The Best Sight in Jerusalem, Israel

Background Illustration for Sights

Immerse yourself in Jerusalem. Of course, you can see the primary sights in a couple of days—some visitors claim to have done it in less—but don't short-change yourself if you can help it. Take time to wander where the spirit takes you, to linger longer over a snack and people-watch, to follow the late Hebrew poet, Yehuda Amichai, "in the evening into the Old City / and . . . emerge from it pockets stuffed with images / and metaphors and well-constructed parables. . . ." The poet struggled for breath in an atmosphere "saturated with prayers and dreams"; but the city's baggage of history and religion doesn't have to weigh you down. Decompress in the markets and eateries of the Old City, and the jewelry and art stores, coffee shops, and pubs of the New.
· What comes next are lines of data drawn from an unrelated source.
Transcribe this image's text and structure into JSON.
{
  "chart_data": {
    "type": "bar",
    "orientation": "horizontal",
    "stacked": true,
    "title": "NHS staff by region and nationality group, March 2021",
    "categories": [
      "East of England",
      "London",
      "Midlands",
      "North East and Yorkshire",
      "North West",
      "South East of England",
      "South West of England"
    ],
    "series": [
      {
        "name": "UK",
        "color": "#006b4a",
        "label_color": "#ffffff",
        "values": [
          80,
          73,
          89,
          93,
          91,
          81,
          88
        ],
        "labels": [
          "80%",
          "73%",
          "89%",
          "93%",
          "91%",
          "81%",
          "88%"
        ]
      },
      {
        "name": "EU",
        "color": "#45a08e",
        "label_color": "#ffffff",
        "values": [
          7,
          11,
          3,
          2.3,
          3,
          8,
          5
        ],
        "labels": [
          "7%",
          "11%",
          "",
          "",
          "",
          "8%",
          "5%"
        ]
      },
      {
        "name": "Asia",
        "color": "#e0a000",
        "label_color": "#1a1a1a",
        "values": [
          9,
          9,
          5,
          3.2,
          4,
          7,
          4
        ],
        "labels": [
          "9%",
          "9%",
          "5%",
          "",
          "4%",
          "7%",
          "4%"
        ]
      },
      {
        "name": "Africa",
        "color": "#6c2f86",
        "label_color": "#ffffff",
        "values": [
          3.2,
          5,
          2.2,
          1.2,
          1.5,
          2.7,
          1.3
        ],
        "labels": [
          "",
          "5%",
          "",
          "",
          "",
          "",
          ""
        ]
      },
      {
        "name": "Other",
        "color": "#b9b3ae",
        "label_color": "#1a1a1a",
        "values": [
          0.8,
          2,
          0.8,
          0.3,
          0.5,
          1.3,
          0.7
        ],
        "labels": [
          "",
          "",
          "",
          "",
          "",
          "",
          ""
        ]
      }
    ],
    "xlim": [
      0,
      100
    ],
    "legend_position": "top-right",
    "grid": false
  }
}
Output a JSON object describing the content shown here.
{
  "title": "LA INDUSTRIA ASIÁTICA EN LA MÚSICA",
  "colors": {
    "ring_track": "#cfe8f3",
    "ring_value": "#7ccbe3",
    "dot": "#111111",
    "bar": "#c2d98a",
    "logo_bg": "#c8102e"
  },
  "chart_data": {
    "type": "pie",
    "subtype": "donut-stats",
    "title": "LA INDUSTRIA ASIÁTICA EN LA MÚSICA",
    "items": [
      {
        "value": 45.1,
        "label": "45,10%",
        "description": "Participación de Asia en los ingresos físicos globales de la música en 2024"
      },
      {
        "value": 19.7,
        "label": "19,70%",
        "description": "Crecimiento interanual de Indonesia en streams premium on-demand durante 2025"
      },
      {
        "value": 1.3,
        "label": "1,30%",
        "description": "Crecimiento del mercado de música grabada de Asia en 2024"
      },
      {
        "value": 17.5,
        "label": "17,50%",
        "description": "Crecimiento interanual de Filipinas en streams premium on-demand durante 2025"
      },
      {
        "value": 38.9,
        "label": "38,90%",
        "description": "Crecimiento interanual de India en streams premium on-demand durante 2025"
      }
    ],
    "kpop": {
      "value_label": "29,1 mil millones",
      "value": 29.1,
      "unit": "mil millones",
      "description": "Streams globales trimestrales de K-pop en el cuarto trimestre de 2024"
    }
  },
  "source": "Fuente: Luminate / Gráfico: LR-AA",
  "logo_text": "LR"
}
The city is built on a series of hills, part of the country's north–south watershed. To the east, the Judean Desert tumbles down to the Dead Sea, the lowest point on Earth, less than an hour's drive away. The main highway to the west winds down through the pine-covered Judean Hills toward the international airport and Tel Aviv. North and south of the city—Samaria and Judea, respectively—is what is known today as the West Bank. Since 1967, this contested area has been administered largely by Israel, though the major concentrations of Arab population are currently under autonomous Palestinian control.

Garden of Gethsemane

After the Last Supper, the New Testament relates, Jesus and his disciples walked to the Mount of Olives, to a place called Gethsemane, where he was betrayed and arrested. Gethsemane derives from the Aramaic or Hebrew word for "oil press," referring to the precious olive that has always flourished here. The enormous, gnarled, and still-productive olive trees on the site may be older than Christianity itself, according to some botanists. 
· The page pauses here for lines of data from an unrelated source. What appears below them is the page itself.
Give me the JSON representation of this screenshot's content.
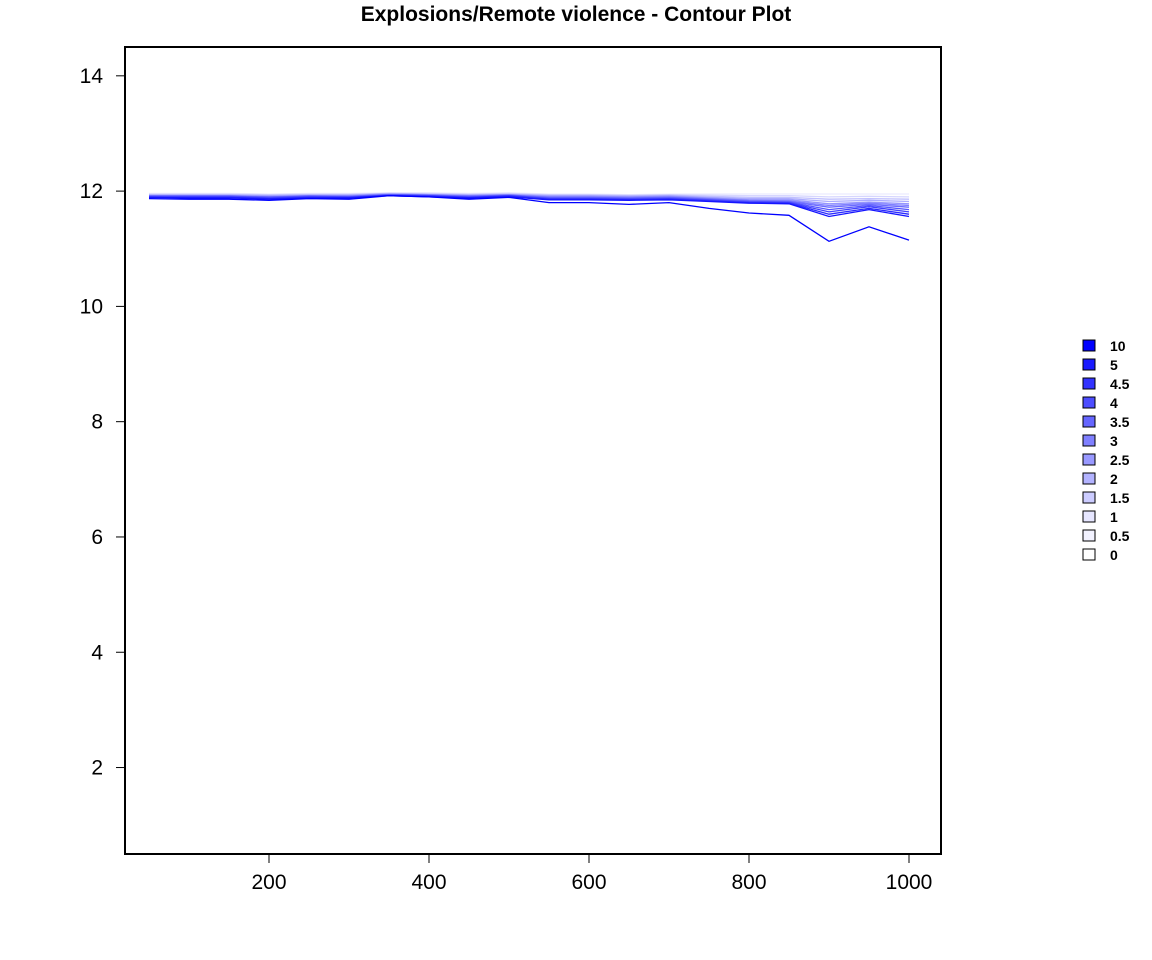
{
  "chart_data": {
    "type": "line",
    "title": "Explosions/Remote violence - Contour Plot",
    "xlabel": "",
    "ylabel": "",
    "xlim": [
      20,
      1040
    ],
    "ylim": [
      0.5,
      14.5
    ],
    "x_ticks": [
      200,
      400,
      600,
      800,
      1000
    ],
    "y_ticks": [
      2,
      4,
      6,
      8,
      10,
      12,
      14
    ],
    "x": [
      50,
      100,
      150,
      200,
      250,
      300,
      350,
      400,
      450,
      500,
      550,
      600,
      650,
      700,
      750,
      800,
      850,
      900,
      950,
      1000
    ],
    "contour_levels": [
      10,
      5,
      4.5,
      4,
      3.5,
      3,
      2.5,
      2,
      1.5,
      1,
      0.5,
      0
    ],
    "level_colors": [
      "#0000ff",
      "#1a1aff",
      "#3333ff",
      "#4d4dff",
      "#6666ff",
      "#8080ff",
      "#9999ff",
      "#b3b3ff",
      "#ccccff",
      "#e6e6ff",
      "#f2f2ff",
      "#ffffff"
    ],
    "series": [
      {
        "values": [
          11.96,
          11.96,
          11.96,
          11.95,
          11.96,
          11.96,
          11.97,
          11.97,
          11.96,
          11.97,
          11.95,
          11.95,
          11.94,
          11.95,
          11.95,
          11.95,
          11.95,
          11.95,
          11.95,
          11.95
        ]
      },
      {
        "values": [
          11.95,
          11.95,
          11.95,
          11.94,
          11.95,
          11.95,
          11.96,
          11.96,
          11.95,
          11.96,
          11.94,
          11.94,
          11.93,
          11.94,
          11.93,
          11.92,
          11.92,
          11.9,
          11.91,
          11.9
        ]
      },
      {
        "values": [
          11.94,
          11.94,
          11.94,
          11.93,
          11.94,
          11.94,
          11.96,
          11.95,
          11.94,
          11.95,
          11.93,
          11.93,
          11.92,
          11.93,
          11.91,
          11.89,
          11.89,
          11.86,
          11.87,
          11.86
        ]
      },
      {
        "values": [
          11.93,
          11.93,
          11.93,
          11.92,
          11.93,
          11.93,
          11.95,
          11.94,
          11.93,
          11.94,
          11.92,
          11.92,
          11.91,
          11.92,
          11.89,
          11.87,
          11.87,
          11.82,
          11.84,
          11.82
        ]
      },
      {
        "values": [
          11.92,
          11.92,
          11.92,
          11.91,
          11.92,
          11.92,
          11.95,
          11.94,
          11.92,
          11.94,
          11.91,
          11.91,
          11.9,
          11.91,
          11.88,
          11.85,
          11.85,
          11.78,
          11.81,
          11.78
        ]
      },
      {
        "values": [
          11.92,
          11.92,
          11.92,
          11.9,
          11.92,
          11.91,
          11.94,
          11.93,
          11.92,
          11.93,
          11.9,
          11.9,
          11.89,
          11.9,
          11.87,
          11.84,
          11.83,
          11.75,
          11.79,
          11.75
        ]
      },
      {
        "values": [
          11.91,
          11.91,
          11.91,
          11.9,
          11.91,
          11.91,
          11.94,
          11.93,
          11.91,
          11.93,
          11.89,
          11.89,
          11.88,
          11.89,
          11.86,
          11.83,
          11.82,
          11.72,
          11.77,
          11.72
        ]
      },
      {
        "values": [
          11.91,
          11.91,
          11.91,
          11.89,
          11.91,
          11.9,
          11.93,
          11.92,
          11.9,
          11.92,
          11.88,
          11.88,
          11.87,
          11.88,
          11.85,
          11.82,
          11.81,
          11.68,
          11.75,
          11.68
        ]
      },
      {
        "values": [
          11.9,
          11.9,
          11.9,
          11.88,
          11.9,
          11.89,
          11.93,
          11.92,
          11.89,
          11.92,
          11.87,
          11.87,
          11.86,
          11.87,
          11.84,
          11.81,
          11.8,
          11.64,
          11.73,
          11.64
        ]
      },
      {
        "values": [
          11.89,
          11.89,
          11.89,
          11.87,
          11.89,
          11.89,
          11.92,
          11.91,
          11.89,
          11.91,
          11.86,
          11.86,
          11.85,
          11.86,
          11.83,
          11.8,
          11.79,
          11.6,
          11.7,
          11.6
        ]
      },
      {
        "values": [
          11.89,
          11.88,
          11.88,
          11.86,
          11.88,
          11.88,
          11.92,
          11.9,
          11.88,
          11.9,
          11.85,
          11.85,
          11.84,
          11.85,
          11.82,
          11.79,
          11.78,
          11.56,
          11.68,
          11.56
        ]
      },
      {
        "values": [
          11.87,
          11.86,
          11.86,
          11.84,
          11.87,
          11.86,
          11.92,
          11.9,
          11.86,
          11.89,
          11.8,
          11.8,
          11.77,
          11.8,
          11.7,
          11.62,
          11.58,
          11.13,
          11.38,
          11.15
        ]
      }
    ]
  }
}
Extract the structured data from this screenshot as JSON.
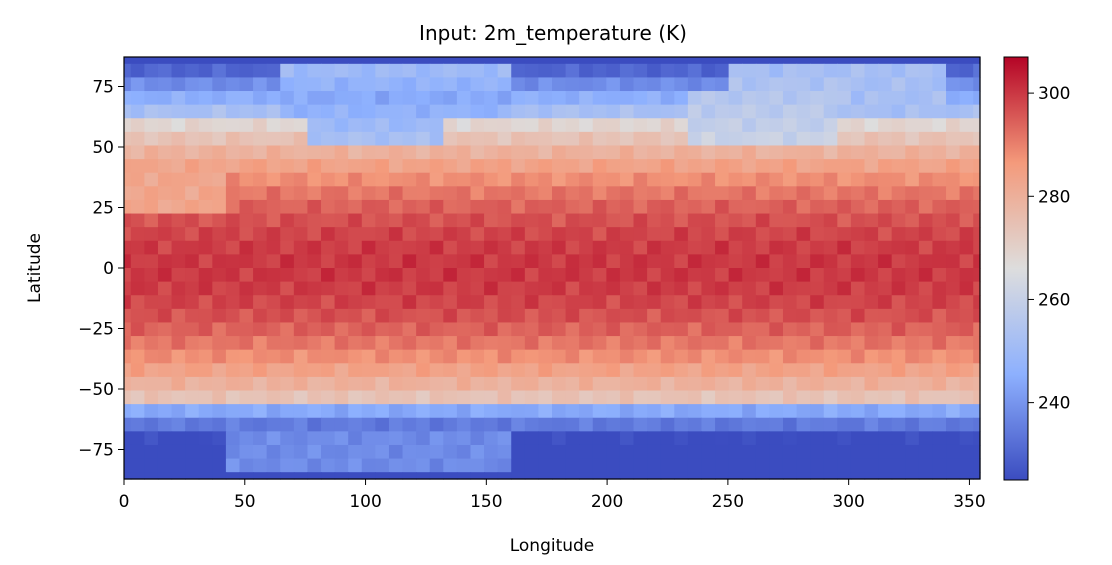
{
  "chart_data": {
    "type": "heatmap",
    "title": "Input: 2m_temperature (K)",
    "xlabel": "Longitude",
    "ylabel": "Latitude",
    "xlim": [
      0,
      354.375
    ],
    "ylim": [
      -87.1875,
      87.1875
    ],
    "x_ticks": [
      0,
      50,
      100,
      150,
      200,
      250,
      300,
      350
    ],
    "x_tick_labels": [
      "0",
      "50",
      "100",
      "150",
      "200",
      "250",
      "300",
      "350"
    ],
    "y_ticks": [
      75,
      50,
      25,
      0,
      -25,
      -50,
      -75
    ],
    "y_tick_labels": [
      "75",
      "50",
      "25",
      "0",
      "−25",
      "−50",
      "−75"
    ],
    "grid_resolution_deg": 5.625,
    "colormap": "coolwarm",
    "colorbar": {
      "vmin": 225,
      "vmax": 307,
      "ticks": [
        240,
        260,
        280,
        300
      ],
      "tick_labels": [
        "240",
        "260",
        "280",
        "300"
      ],
      "placement": "right"
    },
    "grid": false
  }
}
The Church of All Nations, with its brilliantly colorful, landmark mosaic facade, was completed in 1924 on the scanty remains of its Byzantine predecessor. The prolific architect, Antonio Barluzzi, filled the church's interior domes with mosaic symbols of the Catholic communities that contributed to its construction. The windows are glazed with translucent alabaster in somber browns and purples, creating a mystical feeling in the dim interior. At the altar is the so-called Rock of the Agony, where Jesus is said to have endured his Passion; this is the source of the older name of the church, the Basilica of the Agony.

A popular approach to Gethsemane is walking down the steep road from the top of the Mount of Olives—identified by pilgrims as the Palm Sunday Road—perhaps stopping in on the way at the Dominus Flevit church where, tradition has it, Jesus wept as he foretold the destruction of the city (Luke 19). The entrance to the well-tended garden at the foot of the hill is marked by a small platoon of vendors outside.